Bingung juga sebetulnya harus mulai darimana untuk menyikapi kasus Rembang ini, mungkin karena tidak terlalu mengikuti perkembangan kasusnya, malah tadinya berpikiran kalau kasus pendirian pabrik semen ini sudah berakhir, ya tentunya dengan kemenangan si pemilik pabrik, seperti biasa disini masyarakat marhaen kalah dengan masyarakat industri kapitalis. Hal yang lumrah terjadi disini, tentu saja karena selain perkembangan masyarakat industry kapitalis yang lebih kurang selama 200 tahun melalui berbagai macam aksi penjarahan dan penghancuran terhadap berbagai macam sumber daya alam yang ada di bumi ini sehingga menghasilkan Imperialisme yang oleh Lenin di definisikan sebagai tahap tertinggi dari kapitalisme sehingga menciptakan jalan baru bagi kapitalisme ke seluruh penjuru dunia. Imperialisme yang dilakukan oleh negara-negara Barat dengan menjarah Sumber Daya Alam (SDA) dari negeri jajahan, tentunya telah membuat ekonomi negara sangat berkecukupan bahkan kelebihan uang, sebaliknya Sumber Daya Alam mereka sendiri mereka simpan dan jaga dengan sangat baik, sehingga ketika SDA negara jajahan telah habis, mereka bisa mulai mengolah SDA nya sendiri dan tentunya menjual hasilnya pada negara jajahan, maka selamanya negara tersebut akan terus terjajah secara sadar atupun tidak.  Maka Mahatma Gandhi berujar bahwa jika negeri yang dulu terjajah ingin menyamai ekonomi dari negara penjajah, negeri terjajah itu harus melakukan imperialisme selama seratus tahun dulu ke negara penjajah tersebut.

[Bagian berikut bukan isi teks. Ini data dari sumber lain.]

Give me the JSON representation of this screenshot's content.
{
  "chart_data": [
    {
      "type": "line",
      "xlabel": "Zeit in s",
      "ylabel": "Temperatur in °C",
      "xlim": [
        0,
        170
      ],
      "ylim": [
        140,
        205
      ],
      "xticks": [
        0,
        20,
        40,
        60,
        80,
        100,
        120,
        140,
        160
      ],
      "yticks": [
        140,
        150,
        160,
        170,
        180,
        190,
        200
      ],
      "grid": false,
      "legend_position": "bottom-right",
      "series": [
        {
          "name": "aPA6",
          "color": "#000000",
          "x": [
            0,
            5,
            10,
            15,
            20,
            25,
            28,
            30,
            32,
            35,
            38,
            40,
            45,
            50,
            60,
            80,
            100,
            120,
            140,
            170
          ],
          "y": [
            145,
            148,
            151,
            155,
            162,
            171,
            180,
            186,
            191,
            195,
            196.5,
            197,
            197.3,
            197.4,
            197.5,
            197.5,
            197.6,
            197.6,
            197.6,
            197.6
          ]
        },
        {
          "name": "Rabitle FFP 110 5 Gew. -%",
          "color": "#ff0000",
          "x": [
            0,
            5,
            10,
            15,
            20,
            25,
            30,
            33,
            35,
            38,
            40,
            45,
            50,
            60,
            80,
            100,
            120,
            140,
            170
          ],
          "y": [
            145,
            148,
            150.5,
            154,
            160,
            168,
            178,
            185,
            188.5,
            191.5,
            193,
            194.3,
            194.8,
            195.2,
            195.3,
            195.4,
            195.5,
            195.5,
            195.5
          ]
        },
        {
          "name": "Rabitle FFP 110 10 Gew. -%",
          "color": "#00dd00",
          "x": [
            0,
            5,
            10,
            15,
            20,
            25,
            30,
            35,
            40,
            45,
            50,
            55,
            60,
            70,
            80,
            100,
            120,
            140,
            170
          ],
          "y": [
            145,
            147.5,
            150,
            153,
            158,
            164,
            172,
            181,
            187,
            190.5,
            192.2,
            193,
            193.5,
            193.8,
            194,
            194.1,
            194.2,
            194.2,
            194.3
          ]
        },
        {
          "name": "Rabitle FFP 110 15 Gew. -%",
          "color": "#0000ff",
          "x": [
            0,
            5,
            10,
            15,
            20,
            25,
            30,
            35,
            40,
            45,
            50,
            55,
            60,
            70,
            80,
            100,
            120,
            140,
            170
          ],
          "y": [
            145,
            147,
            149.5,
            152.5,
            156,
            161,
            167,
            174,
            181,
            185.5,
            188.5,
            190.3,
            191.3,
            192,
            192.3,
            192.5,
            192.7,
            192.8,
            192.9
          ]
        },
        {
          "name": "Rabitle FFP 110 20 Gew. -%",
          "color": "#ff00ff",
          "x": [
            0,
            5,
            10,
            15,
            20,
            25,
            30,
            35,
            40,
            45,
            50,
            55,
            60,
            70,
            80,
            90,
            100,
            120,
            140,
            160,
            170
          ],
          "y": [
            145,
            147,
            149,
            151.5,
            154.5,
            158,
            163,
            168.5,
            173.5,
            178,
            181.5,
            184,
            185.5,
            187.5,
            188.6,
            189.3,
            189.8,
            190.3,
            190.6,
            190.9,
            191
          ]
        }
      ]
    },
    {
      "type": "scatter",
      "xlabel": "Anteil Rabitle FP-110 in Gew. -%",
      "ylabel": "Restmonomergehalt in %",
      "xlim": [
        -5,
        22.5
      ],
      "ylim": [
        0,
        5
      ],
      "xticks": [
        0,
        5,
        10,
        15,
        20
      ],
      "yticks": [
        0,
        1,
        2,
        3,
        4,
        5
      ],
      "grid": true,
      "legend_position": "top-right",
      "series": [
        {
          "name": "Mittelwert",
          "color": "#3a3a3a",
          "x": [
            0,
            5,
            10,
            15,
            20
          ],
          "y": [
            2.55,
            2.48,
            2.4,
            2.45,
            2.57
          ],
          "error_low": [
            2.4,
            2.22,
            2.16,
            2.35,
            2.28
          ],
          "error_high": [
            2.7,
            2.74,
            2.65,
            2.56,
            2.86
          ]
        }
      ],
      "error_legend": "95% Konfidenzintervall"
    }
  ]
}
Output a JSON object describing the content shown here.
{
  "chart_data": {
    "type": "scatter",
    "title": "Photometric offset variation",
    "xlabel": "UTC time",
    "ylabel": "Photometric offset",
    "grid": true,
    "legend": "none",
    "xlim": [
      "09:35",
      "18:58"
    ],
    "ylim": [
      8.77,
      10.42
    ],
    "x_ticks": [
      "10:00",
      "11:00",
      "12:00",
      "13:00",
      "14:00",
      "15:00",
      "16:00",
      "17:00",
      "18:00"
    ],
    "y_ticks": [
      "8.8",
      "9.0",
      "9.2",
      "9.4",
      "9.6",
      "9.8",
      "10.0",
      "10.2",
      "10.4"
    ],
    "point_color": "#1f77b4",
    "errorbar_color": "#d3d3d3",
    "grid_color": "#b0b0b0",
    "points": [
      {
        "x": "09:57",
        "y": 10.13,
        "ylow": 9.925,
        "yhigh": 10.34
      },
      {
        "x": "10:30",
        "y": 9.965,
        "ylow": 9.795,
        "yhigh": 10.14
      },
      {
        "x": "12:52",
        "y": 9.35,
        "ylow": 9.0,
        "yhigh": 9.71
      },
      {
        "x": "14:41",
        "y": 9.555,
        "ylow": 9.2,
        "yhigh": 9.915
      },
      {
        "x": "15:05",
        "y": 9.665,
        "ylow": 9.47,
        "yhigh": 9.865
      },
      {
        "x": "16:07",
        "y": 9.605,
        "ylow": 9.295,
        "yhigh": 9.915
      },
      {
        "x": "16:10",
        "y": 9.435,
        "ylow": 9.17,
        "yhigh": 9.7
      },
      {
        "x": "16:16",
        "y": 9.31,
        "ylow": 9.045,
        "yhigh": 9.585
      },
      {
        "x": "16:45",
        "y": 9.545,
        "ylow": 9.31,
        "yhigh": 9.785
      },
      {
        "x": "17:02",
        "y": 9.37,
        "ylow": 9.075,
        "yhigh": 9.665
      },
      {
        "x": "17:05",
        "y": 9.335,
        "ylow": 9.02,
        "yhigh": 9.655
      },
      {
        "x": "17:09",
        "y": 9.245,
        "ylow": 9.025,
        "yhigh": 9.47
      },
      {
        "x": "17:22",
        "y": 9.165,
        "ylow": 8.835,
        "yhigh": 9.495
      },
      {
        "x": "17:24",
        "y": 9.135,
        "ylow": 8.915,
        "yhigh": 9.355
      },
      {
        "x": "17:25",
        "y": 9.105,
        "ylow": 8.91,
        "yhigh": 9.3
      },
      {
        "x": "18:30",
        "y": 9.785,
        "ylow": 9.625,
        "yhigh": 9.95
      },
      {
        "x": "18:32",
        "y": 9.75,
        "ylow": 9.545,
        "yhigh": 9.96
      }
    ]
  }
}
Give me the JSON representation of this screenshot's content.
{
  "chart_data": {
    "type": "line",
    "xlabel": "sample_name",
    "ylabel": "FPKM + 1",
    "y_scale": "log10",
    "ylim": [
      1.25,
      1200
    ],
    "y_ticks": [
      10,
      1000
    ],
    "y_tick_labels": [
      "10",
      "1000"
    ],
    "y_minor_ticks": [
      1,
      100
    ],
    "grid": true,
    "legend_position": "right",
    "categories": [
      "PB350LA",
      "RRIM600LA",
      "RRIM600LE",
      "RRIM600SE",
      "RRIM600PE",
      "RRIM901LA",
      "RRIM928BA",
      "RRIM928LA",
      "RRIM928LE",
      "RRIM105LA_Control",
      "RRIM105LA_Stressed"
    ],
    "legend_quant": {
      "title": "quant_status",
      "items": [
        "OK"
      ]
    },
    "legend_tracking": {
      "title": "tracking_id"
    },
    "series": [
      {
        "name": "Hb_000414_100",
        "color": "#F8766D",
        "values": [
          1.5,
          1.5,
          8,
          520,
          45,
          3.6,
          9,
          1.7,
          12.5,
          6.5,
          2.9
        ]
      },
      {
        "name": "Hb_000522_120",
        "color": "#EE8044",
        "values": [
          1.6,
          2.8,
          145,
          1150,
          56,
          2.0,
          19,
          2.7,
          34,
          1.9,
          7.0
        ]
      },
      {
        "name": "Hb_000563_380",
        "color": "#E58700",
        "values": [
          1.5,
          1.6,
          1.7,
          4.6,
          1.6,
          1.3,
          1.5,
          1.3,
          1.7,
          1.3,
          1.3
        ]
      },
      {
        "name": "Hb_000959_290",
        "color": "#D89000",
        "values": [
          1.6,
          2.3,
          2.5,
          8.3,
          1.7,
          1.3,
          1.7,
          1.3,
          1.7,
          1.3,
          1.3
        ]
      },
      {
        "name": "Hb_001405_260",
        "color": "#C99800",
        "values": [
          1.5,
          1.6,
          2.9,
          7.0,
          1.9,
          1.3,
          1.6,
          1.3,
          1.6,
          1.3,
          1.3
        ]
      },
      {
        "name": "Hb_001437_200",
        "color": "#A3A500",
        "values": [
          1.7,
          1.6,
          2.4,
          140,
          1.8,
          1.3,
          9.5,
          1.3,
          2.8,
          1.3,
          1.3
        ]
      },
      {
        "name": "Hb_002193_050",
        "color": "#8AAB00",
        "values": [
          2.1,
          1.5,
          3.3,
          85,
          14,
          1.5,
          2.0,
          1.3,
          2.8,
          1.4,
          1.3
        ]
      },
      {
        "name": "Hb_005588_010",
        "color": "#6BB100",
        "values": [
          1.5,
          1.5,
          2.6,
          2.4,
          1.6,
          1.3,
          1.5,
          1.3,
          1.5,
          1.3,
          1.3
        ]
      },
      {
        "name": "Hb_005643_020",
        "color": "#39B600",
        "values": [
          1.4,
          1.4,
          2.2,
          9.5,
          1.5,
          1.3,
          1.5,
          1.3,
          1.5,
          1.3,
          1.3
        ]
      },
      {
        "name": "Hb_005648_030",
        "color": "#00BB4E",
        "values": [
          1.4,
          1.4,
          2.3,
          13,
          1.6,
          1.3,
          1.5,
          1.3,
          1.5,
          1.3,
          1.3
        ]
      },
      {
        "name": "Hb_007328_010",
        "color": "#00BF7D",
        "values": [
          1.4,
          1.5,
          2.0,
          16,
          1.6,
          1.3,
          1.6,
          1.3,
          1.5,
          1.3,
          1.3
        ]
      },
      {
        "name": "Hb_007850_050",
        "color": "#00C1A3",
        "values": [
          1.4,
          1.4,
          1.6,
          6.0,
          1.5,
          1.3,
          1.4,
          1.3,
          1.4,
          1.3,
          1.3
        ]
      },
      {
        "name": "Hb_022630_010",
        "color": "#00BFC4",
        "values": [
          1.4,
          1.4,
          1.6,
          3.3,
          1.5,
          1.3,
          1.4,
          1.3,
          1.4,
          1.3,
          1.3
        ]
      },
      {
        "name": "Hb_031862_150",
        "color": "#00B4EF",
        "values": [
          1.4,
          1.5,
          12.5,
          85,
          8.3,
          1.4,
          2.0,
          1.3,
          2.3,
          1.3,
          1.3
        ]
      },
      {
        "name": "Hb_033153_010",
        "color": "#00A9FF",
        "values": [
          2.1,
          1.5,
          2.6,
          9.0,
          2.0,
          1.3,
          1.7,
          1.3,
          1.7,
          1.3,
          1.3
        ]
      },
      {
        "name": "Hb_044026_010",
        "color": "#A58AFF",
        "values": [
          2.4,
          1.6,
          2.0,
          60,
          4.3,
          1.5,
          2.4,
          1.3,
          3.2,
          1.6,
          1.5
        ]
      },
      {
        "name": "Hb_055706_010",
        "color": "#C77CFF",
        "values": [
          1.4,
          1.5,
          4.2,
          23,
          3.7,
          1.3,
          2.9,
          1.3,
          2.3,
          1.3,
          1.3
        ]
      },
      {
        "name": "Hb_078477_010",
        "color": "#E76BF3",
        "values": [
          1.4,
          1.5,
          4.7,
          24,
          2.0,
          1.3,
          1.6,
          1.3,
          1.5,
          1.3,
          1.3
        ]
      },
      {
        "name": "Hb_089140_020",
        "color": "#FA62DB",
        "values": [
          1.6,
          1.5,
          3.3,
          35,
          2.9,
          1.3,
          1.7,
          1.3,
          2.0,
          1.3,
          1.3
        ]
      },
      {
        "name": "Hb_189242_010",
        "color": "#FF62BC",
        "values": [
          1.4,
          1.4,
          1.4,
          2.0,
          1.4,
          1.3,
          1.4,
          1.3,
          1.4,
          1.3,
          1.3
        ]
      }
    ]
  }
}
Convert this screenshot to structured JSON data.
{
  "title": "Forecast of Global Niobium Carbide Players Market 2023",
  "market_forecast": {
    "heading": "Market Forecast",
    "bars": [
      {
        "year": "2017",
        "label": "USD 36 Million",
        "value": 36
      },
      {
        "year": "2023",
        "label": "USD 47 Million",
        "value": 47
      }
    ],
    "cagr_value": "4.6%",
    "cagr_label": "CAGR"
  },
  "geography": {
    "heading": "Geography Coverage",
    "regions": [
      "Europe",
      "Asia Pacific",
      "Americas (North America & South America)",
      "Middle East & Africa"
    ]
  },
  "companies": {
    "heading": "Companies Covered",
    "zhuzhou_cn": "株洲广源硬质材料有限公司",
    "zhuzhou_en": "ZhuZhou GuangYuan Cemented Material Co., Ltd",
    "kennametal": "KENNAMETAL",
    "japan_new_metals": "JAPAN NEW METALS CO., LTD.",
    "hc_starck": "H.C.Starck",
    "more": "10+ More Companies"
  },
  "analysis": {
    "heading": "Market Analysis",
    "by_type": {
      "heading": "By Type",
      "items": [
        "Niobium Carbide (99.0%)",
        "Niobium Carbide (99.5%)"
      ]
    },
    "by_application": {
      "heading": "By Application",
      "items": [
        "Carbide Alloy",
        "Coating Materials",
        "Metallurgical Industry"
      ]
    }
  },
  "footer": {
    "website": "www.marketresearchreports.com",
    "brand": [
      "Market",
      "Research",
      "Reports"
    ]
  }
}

Jika menggunakan logika bahwa bumi ini bagaikan seekor sapi Limosin yang kalau tidak disembelih dan dimanfaatkan dagingnya akan mati dengan percuma, maka bumi ini akan sia-sia jika tidak di eksploitasi habis-habisan, karena toh akhirnya akan hancur juga (dalam hal ini kiamat). Tentu saja pola pikir tersebut merupakan pola pikir kapitalisme kontemporer, yang berarti bahwa pola produksi harus terus bergerak, ekspansi modal harus terus berjalan, eksploitasi bahan mentah harus terus dilakukan dan ketika itu semua berhenti maka kematian kapitalisme yang akan terjadi. 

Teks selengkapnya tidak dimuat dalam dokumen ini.